Not much to add about Arturo Gatti’s death, except to say how sad it is, made even sadder as more details come to light.

Gatti’s final fight in his triology with Mickey Ward in 2003 got me back into following boxing for a while. Their fights were fierce, their friendship touching. I remember watching them share a water bottle immediately after the fight while they were both being interviewed by HBO’s Larry Merchant. You couldn’t look away from that fight. Jerry Izenberg of the Newark Star-Ledger wrote of their battles that they were “so brutal and so passionate that they could have fought inside a pay telephone booth.”

Gatti fought two of those bouts with a broken hand. That only underscored how tough this guy was, and how entertaining. For anyone with a blue-collar work ethic, whether real or inflated, Gatti showed you the real deal. For anyone trying to overcome adversity, Gatti’s actions in the ring provide a great inspiration. He fought through a painful blow to the liver, through broken hands, through swollen eyes.
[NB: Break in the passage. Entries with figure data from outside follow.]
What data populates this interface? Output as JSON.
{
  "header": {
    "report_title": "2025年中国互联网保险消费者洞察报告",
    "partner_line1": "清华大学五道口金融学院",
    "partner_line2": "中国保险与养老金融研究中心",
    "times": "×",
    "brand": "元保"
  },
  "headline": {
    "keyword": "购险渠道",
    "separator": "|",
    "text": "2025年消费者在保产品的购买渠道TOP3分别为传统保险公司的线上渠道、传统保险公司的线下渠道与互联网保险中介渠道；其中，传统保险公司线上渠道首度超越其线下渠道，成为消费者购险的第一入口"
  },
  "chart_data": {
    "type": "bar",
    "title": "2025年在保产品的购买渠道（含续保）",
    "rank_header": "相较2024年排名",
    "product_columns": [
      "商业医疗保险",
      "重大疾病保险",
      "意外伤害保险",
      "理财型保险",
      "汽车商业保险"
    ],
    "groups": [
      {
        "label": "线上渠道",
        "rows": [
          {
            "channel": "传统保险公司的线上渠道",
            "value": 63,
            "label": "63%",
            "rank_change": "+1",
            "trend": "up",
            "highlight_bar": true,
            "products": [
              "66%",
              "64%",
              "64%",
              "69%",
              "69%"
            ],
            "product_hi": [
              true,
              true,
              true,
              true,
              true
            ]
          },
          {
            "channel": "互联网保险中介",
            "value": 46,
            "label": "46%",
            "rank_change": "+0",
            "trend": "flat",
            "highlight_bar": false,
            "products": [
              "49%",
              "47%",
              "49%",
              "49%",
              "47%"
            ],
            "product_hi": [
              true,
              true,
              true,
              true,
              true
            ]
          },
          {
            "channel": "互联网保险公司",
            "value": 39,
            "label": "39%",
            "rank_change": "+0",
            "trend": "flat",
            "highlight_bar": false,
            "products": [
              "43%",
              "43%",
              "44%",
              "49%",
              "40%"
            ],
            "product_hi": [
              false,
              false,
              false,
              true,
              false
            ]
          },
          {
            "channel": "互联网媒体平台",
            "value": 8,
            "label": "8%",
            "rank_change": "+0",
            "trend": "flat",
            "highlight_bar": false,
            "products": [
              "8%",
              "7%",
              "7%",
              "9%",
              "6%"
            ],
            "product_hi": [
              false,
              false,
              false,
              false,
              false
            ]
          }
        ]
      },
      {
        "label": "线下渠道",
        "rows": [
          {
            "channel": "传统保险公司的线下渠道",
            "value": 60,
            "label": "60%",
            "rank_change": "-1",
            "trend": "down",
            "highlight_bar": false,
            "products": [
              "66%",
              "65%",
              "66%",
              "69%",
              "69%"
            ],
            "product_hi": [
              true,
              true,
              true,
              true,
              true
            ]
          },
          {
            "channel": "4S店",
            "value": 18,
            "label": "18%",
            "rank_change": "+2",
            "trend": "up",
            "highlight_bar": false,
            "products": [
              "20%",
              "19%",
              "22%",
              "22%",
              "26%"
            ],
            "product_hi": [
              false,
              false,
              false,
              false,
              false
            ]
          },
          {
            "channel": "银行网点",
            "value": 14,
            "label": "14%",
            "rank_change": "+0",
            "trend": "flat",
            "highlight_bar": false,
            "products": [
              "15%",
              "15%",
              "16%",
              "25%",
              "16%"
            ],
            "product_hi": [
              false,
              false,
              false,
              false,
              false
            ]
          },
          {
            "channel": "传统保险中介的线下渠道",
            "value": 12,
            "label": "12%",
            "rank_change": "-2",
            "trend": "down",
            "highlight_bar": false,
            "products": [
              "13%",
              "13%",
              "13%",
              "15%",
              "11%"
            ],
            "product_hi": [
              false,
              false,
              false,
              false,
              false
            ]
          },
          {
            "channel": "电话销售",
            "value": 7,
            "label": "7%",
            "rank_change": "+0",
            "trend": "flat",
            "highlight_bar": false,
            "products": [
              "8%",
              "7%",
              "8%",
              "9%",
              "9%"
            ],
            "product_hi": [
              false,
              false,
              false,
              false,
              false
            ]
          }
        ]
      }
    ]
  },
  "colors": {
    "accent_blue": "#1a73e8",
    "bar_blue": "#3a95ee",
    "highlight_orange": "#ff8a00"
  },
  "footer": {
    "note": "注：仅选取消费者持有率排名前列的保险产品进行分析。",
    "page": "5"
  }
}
More from Izenberg, who sums it up perfectly in his piece from Monday:

… New Jersey was, is and always will be the state of long-shot dreams, of hard knocks, high hopes and getting off the deck for one more shot. … It has always been this way. In urban enclaves, no matter how they change, no matter the ethnicity or the skin color or the economic status. …

In other slices of geography they succumb to the awful dirge of the Rust Belt Blues. Here we respond with the code of The Puncher’s Chance. And the fire in that determination explains who we are and why we do not store our dreams away in the closet. …

Listen to coach Bob Hurley, who was born and raised in one of those enclaves. The sound of his voice could pass for the music of North Jersey’s cities. He can explain the legend of Arturo Gatti:

”People have dreams. So do neighborhoods. They were his people. You look back when you grow up and you remember the toughest kid on the block and years later you think, ‘Well, he made it. Why not me?’ So you keep on trying. In so many ways, he is what we are sometimes, back on his heels, bleeding, hurt and then coming back again because he would not yield his Puncher’s Chance.”

Gatti was born in 1972, the same year I was, and now he’s dead at 37. Rest in peace.